Shame knotted tighter, but Arden pulled her shoulders back to face the consequences of his discovery head on. “Yes.”

“I knew you wouldn’t be able to help yourself, Arden.” He collected his suit and shirt from the end of her couch then unplugged Baldwin’s tablet from the charger on her desk. “This story was just too big to pass up. It’s a career changer, isn’t it? A story that guarantees you that job as a full-time investigative journalist for the paper?”

Her laptop. It’d been awake when she’d left the room. He’d found her notes on the case.

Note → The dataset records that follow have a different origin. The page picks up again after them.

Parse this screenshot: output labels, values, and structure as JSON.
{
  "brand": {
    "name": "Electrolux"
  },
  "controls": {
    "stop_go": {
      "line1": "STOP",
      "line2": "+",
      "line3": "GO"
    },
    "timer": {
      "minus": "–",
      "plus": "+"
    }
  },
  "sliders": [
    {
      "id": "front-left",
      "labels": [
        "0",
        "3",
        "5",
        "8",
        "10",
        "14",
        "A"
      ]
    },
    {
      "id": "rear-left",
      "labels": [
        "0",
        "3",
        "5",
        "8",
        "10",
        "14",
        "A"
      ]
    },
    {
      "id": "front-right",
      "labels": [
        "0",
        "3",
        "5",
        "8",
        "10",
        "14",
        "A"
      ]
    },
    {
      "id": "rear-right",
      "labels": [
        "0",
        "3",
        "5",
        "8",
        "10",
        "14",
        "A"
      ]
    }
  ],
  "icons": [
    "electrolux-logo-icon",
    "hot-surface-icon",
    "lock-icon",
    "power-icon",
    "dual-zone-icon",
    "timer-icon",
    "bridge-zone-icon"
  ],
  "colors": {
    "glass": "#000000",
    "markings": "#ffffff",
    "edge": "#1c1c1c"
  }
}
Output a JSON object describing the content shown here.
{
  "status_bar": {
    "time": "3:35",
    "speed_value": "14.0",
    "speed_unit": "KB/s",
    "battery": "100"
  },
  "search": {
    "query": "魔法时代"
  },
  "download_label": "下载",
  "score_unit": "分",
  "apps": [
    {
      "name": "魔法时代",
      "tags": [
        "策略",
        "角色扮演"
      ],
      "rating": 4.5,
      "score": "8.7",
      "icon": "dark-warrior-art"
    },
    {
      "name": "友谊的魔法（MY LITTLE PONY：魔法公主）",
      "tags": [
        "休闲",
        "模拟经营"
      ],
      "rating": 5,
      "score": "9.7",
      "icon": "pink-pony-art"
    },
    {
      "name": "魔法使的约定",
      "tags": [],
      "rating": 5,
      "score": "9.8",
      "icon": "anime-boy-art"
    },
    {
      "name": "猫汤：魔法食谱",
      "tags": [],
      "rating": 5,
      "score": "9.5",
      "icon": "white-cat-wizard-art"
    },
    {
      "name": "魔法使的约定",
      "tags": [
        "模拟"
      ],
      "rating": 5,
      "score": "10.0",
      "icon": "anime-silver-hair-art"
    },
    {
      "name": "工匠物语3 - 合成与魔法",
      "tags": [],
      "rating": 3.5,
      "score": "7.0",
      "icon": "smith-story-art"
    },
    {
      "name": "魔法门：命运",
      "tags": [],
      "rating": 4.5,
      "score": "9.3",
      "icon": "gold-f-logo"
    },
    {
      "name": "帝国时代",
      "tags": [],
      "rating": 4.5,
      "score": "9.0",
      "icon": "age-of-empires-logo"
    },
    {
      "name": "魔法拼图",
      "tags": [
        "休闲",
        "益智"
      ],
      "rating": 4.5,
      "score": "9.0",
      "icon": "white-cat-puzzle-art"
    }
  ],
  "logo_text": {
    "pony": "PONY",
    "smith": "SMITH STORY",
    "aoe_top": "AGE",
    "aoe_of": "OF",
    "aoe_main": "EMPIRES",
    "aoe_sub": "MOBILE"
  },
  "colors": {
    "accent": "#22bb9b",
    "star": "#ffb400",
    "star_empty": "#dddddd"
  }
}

He believed she’d broken their deal. “Wait. You don’t understand. I wasn’t going to—”

“What? You weren’t going to publish everything we’ve uncovered during this investigation? Is that why there’s a recording of Brent Hayward’s police interrogation right here on your desktop and an entire page of notes from the victims’ autopsy reports on your screen? You’ve detailed every step of this investigation, including who was involved, possible motives, and background information on me.”